When I ask my White American friends to protest, I’m not making an idle request. I’m asking you to help keep me alive. I flinch when tailed by a cop car in my small town; I feel a surge of adrenaline when I walk past a cop on a downtown street; I wince on the freeway when Highway Patrol officers ride my bumper. I guess most people would sweat when the cops are following you. I do because I have brown skin.
I haven’t been to war, but on rare occasions it feels like I live in a Civil War zone; and this time the good guys are losing. Some southerners feel the Civil War was not lost but rather is still raging.
Thus, seeing George Floyd, Walter Scott and Rayshard Brooks go down the way they did — in a public executions, part and parcel of what America has done to Black people for centuries — only adds to my high blood pressure. I want us to be done with this legacy. Enough is enough. Protests help.
White Altruism must start with a Calling. I’m Calling You — Help!

When I ask White people to join this fight, I want them to fight for the thousands of Black girls and boys and men and women who’ve had their futures deleted in an instant by a cop who was scared of Blackness.
I know, Covid-19 is getting in the way. That’s real. So, if you protest, do so safely. If you aren’t up to protesting with us on the street, how about an alternative? What about fashioning a home-made Black Lives Matter tee-shirt, like many fashioned those Covid-19 masks to save us?
It would not hurt you to wear a BLM tee-shirt then post your photo to your friends.Or get groceries in your new shirt.
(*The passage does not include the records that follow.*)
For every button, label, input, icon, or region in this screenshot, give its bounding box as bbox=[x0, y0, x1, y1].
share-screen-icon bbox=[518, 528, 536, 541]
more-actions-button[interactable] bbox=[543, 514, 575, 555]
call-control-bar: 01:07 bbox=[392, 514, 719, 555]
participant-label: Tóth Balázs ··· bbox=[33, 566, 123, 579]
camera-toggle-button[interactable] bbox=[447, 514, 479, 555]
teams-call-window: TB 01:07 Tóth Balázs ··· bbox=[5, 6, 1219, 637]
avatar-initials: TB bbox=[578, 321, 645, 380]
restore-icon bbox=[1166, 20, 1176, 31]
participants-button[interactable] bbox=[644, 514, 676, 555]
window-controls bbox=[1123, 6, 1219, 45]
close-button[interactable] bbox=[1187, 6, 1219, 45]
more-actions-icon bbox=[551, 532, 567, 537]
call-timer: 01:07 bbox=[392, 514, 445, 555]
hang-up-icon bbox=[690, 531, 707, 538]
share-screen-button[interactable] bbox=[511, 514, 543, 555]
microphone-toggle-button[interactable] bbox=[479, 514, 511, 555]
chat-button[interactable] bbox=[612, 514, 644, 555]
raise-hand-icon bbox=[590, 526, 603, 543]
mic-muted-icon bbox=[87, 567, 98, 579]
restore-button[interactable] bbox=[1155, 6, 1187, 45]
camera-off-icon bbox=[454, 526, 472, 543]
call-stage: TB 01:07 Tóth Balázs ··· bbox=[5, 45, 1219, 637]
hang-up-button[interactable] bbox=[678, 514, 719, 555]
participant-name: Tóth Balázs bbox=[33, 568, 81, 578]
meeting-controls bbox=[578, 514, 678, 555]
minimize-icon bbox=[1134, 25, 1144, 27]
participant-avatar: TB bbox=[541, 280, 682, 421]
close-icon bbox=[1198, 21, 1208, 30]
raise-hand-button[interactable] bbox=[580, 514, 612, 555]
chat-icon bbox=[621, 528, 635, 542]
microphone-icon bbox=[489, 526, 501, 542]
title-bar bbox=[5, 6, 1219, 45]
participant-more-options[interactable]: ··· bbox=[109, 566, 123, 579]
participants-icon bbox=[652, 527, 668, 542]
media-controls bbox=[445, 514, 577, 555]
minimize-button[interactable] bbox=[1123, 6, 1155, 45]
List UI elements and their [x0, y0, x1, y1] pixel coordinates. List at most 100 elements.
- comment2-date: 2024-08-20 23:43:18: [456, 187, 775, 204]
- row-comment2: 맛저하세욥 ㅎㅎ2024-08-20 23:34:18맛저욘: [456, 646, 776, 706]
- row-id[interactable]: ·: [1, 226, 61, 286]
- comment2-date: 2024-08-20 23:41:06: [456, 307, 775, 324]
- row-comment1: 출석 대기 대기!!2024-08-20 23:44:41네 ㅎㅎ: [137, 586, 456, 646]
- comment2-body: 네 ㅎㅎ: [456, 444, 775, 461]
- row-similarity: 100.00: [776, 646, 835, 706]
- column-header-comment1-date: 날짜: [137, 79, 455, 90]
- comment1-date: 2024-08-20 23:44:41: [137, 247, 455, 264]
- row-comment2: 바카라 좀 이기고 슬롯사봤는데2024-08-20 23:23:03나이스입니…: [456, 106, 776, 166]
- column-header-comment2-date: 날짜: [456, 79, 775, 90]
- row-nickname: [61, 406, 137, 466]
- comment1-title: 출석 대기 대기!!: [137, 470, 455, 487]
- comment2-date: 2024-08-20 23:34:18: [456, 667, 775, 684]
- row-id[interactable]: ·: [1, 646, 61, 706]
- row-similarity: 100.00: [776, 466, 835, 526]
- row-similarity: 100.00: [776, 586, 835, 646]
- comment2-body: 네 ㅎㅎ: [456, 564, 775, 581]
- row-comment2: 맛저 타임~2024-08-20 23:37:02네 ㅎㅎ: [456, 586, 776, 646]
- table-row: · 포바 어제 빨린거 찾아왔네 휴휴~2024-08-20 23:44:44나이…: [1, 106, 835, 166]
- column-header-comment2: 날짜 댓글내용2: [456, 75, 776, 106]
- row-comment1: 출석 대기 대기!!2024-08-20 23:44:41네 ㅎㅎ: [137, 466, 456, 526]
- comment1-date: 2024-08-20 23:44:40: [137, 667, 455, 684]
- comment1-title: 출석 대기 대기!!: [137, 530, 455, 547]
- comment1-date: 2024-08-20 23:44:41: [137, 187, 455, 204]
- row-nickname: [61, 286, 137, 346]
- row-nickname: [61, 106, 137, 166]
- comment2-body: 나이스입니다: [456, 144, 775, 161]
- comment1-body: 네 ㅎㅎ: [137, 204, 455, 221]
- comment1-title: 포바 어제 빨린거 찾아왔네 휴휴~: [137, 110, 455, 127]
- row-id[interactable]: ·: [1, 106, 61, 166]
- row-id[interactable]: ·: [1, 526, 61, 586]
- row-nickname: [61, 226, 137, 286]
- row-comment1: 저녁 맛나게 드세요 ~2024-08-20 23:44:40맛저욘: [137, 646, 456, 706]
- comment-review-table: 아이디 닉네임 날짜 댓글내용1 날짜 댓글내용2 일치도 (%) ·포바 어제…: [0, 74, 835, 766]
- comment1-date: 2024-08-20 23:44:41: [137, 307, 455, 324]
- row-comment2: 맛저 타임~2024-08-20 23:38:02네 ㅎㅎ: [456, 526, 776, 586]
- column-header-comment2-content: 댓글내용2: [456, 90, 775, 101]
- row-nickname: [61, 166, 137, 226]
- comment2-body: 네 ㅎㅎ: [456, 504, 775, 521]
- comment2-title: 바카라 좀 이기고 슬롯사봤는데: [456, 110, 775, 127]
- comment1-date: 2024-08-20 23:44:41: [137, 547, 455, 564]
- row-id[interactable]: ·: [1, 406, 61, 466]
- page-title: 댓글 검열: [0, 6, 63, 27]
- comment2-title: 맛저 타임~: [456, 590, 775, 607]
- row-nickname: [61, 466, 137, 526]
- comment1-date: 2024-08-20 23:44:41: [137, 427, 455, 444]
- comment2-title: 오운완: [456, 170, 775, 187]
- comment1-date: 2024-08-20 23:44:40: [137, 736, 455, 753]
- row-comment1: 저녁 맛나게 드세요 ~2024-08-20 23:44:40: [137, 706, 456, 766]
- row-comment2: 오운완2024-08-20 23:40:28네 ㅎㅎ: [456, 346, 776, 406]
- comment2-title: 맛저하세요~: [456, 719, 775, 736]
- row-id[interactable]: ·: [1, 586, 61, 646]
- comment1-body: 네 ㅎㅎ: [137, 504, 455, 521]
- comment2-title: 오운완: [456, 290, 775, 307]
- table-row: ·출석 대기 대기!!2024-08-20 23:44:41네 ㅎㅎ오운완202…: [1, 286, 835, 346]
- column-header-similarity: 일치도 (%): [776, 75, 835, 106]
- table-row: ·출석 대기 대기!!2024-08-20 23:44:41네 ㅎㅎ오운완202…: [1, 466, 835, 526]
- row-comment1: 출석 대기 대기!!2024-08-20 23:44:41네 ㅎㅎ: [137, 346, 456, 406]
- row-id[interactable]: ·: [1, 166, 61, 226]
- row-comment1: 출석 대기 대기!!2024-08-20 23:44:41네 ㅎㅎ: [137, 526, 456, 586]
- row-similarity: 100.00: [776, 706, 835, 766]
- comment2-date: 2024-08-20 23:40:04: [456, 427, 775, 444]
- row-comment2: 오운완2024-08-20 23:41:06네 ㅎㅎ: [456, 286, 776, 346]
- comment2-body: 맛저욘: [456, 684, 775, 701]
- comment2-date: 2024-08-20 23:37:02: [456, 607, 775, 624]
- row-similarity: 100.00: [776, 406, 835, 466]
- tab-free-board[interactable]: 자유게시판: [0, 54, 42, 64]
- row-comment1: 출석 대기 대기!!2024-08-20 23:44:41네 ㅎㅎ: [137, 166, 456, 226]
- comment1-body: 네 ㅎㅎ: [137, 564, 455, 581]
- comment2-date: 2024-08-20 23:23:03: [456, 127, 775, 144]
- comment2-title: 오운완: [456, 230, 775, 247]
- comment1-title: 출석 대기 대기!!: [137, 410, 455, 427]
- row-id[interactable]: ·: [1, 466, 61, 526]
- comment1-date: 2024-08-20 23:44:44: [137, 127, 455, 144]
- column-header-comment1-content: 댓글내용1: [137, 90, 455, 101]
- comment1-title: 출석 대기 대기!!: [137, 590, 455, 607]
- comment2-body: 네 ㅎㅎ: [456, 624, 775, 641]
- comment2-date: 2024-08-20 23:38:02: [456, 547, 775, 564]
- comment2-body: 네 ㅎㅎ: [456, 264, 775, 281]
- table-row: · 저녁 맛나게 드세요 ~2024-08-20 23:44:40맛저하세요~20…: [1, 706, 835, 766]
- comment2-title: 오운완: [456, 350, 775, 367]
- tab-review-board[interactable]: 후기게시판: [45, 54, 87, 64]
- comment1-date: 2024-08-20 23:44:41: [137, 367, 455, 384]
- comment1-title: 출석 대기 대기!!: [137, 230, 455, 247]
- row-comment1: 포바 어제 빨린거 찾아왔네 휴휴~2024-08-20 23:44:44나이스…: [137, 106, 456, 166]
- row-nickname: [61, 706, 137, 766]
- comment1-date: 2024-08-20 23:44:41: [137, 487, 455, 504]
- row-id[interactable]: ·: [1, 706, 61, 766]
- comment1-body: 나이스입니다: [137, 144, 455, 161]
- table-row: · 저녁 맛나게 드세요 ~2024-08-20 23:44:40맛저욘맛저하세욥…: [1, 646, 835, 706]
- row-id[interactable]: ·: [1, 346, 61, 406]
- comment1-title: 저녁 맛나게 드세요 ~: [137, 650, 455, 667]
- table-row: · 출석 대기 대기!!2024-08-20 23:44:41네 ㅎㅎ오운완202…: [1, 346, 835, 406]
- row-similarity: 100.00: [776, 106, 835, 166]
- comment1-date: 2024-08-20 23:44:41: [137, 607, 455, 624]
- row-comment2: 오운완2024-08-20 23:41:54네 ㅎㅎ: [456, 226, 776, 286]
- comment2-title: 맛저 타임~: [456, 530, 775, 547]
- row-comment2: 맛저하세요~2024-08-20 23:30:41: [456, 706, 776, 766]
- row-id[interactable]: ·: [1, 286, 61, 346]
Or make up your own shirt with your own ally-friendly slogan. I can guarantee you it is certainly a conversation starter.
You’ll find who amongst your friends might need a conversation to clear up some confusion. I welcome and treat those discussions gently. Okay, not all the time. But I never, ever yell names — and I suggest you not do that, either.
White people — good White people — are dying for engagement on these issues, and I oblige them. This can wear on a brotha, but my job is to educate. This is a 400-year-old marathon race for equality and peace.
For those White Americans who do accept my “double-dog dare” to wear a BLM shirt as an ally-in-training, I want you to know what you’ll be up against. I have inserted in my book — written before any of the 2020 murders — a summary of the vitriol thrown at football players who kneeled or otherwise supported BLM in the NFL.
Oh, and thank you for the late apology, NFL. Yes, you were wrong to condemn players for exercising their freedom of speech. As White people love to say: Don’t tread on us.
You will add your name to the growing mountain of great White folks who are re-writing the history books day-by-day in this country. We, along with the tens of thousands of Black protesters, are committed to making America awesome.
That BLM tee-shirt you are going to wear will momentarily let you know how Black folks feel when profiled. You’ll find out what it feels like to be watched and judged. And then you will have that moment . . . that moment when you say,
“I get it.”
You got this. If conservative republican Mitt Romney can march and protest and say, “Black Lives Matter,” then maybe you can find the courage, too. Prepare yourself for the possible hate and mass confusion.
But some will say, “Nice shirt.” They are justice allies, just like you.